The power production by fusion in the
core varies with distance from the solar center. At the center of the Sun,
theoretical models estimate it to be approximately 276.5 watts/m3, a
power production density that more nearly approximates reptile metabolism than
a thermonuclear bomb. Peak power
production in the Sun has been compared to the volumetric heats generated in an
active compost heap. The
tremendous power output of the Sun is not due to its high power per volume, but
instead due to its large size.
The fusion rate in the core is in a
self-correcting equilibrium: a slightly higher rate of fusion would cause the
core to heat up more and expand slightly against the weight of
the outer layers, reducing the fusion rate and correcting the perturbation; and a slightly lower rate would cause the core
to cool and shrink slightly, increasing the fusion rate and again reverting it
to its present level.
The gamma rays (high-energy photons) released in
fusion reactions are absorbed in only a few millimeters of solar plasma and
then re-emitted again in random direction and at slightly lower energy.
Therefore it takes a long time for radiation to reach the Sun's surface.

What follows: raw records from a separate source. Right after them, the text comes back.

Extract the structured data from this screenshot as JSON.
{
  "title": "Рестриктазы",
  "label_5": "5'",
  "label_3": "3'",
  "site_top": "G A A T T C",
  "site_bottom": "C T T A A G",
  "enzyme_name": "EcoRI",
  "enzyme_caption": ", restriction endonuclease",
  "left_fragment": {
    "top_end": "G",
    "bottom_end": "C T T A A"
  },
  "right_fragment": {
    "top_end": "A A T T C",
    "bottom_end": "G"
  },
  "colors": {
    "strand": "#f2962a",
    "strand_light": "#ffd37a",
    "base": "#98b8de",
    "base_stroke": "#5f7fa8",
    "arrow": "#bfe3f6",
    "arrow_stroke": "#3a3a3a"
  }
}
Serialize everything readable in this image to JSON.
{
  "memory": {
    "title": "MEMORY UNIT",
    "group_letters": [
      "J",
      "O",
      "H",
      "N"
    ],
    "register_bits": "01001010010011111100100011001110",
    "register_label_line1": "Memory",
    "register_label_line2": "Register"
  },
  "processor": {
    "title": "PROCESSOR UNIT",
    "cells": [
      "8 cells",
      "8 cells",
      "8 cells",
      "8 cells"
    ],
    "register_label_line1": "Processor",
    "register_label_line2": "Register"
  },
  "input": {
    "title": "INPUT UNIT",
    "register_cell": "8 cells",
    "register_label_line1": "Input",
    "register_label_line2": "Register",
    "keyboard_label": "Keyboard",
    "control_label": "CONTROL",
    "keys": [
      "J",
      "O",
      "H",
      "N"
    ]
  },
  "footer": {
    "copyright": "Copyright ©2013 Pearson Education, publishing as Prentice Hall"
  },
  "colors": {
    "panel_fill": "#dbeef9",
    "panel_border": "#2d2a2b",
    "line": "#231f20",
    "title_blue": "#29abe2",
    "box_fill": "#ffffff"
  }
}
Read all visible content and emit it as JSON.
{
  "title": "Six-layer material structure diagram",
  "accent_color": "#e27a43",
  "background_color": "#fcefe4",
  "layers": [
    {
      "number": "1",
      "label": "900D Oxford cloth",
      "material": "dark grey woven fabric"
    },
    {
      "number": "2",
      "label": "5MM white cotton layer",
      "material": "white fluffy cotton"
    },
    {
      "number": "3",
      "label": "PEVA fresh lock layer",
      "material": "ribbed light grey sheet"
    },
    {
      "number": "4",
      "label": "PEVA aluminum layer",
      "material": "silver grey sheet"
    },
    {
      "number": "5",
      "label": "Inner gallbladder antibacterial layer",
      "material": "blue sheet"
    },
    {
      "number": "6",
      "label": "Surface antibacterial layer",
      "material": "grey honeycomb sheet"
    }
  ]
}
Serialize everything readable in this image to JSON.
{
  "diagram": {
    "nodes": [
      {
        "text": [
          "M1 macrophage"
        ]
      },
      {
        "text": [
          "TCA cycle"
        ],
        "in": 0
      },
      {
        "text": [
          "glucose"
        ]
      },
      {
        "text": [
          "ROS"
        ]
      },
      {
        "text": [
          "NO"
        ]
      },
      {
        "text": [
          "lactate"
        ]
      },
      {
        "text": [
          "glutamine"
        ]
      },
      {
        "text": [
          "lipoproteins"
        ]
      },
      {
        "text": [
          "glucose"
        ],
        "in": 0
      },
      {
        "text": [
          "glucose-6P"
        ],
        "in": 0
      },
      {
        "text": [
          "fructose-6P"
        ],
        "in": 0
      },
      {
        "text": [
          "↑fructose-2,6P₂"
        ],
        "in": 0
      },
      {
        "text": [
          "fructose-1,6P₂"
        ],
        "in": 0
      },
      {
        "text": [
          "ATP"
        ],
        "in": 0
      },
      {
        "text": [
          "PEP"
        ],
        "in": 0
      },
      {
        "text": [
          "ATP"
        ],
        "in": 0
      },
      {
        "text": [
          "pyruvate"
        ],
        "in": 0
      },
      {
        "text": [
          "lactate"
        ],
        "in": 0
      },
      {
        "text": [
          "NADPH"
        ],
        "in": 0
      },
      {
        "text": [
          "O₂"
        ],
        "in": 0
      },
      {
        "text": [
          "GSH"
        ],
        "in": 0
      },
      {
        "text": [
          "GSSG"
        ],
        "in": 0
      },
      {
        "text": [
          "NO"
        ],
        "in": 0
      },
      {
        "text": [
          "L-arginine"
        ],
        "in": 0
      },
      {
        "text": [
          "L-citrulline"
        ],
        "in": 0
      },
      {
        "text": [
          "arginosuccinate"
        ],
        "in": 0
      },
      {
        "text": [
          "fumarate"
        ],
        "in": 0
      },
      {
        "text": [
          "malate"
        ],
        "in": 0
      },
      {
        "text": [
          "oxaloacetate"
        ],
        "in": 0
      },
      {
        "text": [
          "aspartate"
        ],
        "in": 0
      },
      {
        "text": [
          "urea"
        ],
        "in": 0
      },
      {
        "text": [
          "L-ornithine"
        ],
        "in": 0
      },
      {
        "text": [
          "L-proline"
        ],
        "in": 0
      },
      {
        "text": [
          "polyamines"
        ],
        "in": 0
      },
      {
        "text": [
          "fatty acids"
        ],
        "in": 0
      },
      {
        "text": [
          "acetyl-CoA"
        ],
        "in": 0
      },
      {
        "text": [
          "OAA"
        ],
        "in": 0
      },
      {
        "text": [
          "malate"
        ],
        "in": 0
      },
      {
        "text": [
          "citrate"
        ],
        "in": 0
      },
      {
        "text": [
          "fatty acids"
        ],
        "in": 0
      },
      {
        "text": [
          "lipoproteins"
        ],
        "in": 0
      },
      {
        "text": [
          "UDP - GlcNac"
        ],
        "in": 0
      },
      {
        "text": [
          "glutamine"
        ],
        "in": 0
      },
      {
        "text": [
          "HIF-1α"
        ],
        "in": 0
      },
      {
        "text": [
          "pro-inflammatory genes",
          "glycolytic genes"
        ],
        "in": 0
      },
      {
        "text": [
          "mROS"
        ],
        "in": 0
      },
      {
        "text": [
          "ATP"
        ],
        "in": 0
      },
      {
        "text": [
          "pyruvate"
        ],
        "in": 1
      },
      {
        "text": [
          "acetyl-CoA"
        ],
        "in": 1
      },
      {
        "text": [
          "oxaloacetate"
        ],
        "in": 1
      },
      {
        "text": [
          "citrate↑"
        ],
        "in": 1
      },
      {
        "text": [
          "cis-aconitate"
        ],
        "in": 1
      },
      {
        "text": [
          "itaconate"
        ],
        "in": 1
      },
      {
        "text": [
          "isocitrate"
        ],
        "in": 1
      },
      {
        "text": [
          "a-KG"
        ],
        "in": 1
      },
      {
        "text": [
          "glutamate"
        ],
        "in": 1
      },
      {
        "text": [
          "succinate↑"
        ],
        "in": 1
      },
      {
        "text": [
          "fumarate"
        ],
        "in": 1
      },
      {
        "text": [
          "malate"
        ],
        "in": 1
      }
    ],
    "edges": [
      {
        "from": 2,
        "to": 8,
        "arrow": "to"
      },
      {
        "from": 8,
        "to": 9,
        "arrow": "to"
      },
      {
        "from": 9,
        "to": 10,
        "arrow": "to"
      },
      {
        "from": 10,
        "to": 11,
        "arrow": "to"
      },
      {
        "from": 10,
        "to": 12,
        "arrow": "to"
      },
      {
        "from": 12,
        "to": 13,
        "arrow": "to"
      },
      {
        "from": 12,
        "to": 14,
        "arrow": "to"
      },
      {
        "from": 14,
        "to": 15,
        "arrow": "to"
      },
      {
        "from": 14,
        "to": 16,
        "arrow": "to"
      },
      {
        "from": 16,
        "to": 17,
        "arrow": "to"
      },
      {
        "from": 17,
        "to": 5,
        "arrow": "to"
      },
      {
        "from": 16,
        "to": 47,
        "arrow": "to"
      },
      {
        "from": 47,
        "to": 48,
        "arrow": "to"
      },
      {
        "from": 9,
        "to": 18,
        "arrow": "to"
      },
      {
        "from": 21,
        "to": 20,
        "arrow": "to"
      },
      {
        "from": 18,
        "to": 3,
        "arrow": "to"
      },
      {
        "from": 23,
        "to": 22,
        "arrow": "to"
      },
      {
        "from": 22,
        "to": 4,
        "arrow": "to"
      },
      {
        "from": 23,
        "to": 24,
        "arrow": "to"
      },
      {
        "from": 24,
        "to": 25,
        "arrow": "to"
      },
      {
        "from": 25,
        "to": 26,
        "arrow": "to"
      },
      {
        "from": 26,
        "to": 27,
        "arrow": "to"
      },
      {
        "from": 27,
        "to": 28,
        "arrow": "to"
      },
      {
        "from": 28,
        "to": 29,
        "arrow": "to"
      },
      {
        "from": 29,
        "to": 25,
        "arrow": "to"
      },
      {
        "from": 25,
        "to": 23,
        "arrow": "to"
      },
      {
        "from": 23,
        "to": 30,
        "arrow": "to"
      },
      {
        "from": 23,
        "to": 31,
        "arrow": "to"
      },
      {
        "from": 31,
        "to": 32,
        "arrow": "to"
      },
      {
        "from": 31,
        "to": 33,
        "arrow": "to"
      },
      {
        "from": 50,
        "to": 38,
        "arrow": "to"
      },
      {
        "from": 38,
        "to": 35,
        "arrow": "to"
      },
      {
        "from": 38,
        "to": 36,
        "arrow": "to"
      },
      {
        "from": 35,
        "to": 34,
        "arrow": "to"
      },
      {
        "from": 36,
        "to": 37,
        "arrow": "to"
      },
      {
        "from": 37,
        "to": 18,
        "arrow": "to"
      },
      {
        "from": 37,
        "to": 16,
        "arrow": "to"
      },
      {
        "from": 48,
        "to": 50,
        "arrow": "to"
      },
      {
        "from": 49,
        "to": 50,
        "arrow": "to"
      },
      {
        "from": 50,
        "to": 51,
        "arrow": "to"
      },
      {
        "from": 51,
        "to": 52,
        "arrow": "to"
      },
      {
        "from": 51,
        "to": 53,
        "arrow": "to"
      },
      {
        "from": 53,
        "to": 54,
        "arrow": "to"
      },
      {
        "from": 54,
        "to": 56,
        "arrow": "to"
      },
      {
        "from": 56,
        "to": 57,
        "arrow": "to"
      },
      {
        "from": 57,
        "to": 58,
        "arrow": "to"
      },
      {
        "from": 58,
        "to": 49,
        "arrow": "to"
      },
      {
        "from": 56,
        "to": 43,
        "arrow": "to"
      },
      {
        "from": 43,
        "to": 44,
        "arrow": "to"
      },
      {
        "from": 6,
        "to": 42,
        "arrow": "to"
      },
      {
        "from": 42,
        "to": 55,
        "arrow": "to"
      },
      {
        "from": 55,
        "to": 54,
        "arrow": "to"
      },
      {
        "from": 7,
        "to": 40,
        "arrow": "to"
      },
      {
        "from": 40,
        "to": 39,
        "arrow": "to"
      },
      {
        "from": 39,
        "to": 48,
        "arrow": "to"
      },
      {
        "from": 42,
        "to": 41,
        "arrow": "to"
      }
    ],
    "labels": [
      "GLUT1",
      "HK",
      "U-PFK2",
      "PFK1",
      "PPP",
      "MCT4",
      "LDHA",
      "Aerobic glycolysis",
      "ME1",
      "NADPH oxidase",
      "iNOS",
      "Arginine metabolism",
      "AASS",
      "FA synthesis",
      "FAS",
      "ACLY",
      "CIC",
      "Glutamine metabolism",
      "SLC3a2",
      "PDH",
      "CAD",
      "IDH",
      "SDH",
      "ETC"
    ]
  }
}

Estimates of the photon travel time range between 10,000 and
170,000 years. In contrast, it takes only 2.3 seconds for the neutrinos, which
account for about 2% of the total energy production of the Sun, to reach the
surface. Since energy transport in the Sun is a process which involves photons
in thermodynamic equilibrium with matter, the time scale of energy transport in
the Sun is longer, on the order of 30,000,000 years. This is the time it would
take the Sun to return to a stable state if the rate of energy generation in
its core were suddenly to be changed.
After a final trip through the
convective outer layer to the transparent surface of the photosphere, the
photons escape as visible light. Each
gamma ray in the Sun's core is converted into several million photons of
visible light before escaping into space. Neutrinos are also released by the fusion
reactions in the core, but unlike photons they rarely interact with matter, so
almost all are able to escape the Sun immediately. For many years measurements
of the number of neutrinos produced in the Sun were lower than theories predicted by a factor of 3. This discrepancy was
resolved in 2001 through the discovery of the effects of neutrino oscillation: the Sun emits the number of neutrinos
predicted by the theory, but neutrino detectors were
missing 2⁄3 of them because the neutrinos had
changed flavor by the
time they were detected.
Radiative zone
Below about 0.7 solar radii, solar
material is hot and dense enough that thermal radiation is sufficient to transfer the intense
heat of the core outward. This zone is free of thermal convection; while
the material gets cooler from 7 to about 2 million kelvin with increasing
altitude, this temperature gradient is
less than the value of the adiabatic lapse rate and
hence cannot drive convection. Energy is transferred by radiation-ions of hydrogen and helium emit photons, which
travel only a brief distance before being reabsorbed by other ions. The density
drops a hundredfold (from 20 g/cm3 to
only 0.2 g/cm3) from 0.25 solar radii to the top of the radiative
zone.
The radiative zone and the convection
form a transition layer, the tachocline. This is
a region where the sharp regime change between the uniform rotation of the
radiative zone and the differential rotation of the convection zone results in
a large shear - a condition where successive horizontal layers slide past one
another. The fluid motions found
in the convection zone above, slowly disappear from the top of this layer to
its bottom, matching the calm characteristics of the radiative zone on the
bottom. Presently, it is hypothesized, that a magnetic dynamo within this layer
generates the Sun's magnetic field.
Convective zone
In the Sun's outer layer, from its
surface down to approximately 200,000 km (or 70% of the solar radius), the
solar plasma is not dense enough or hot enough to transfer the thermal energy
of the interior outward through radiation; in other words it is opaque enough.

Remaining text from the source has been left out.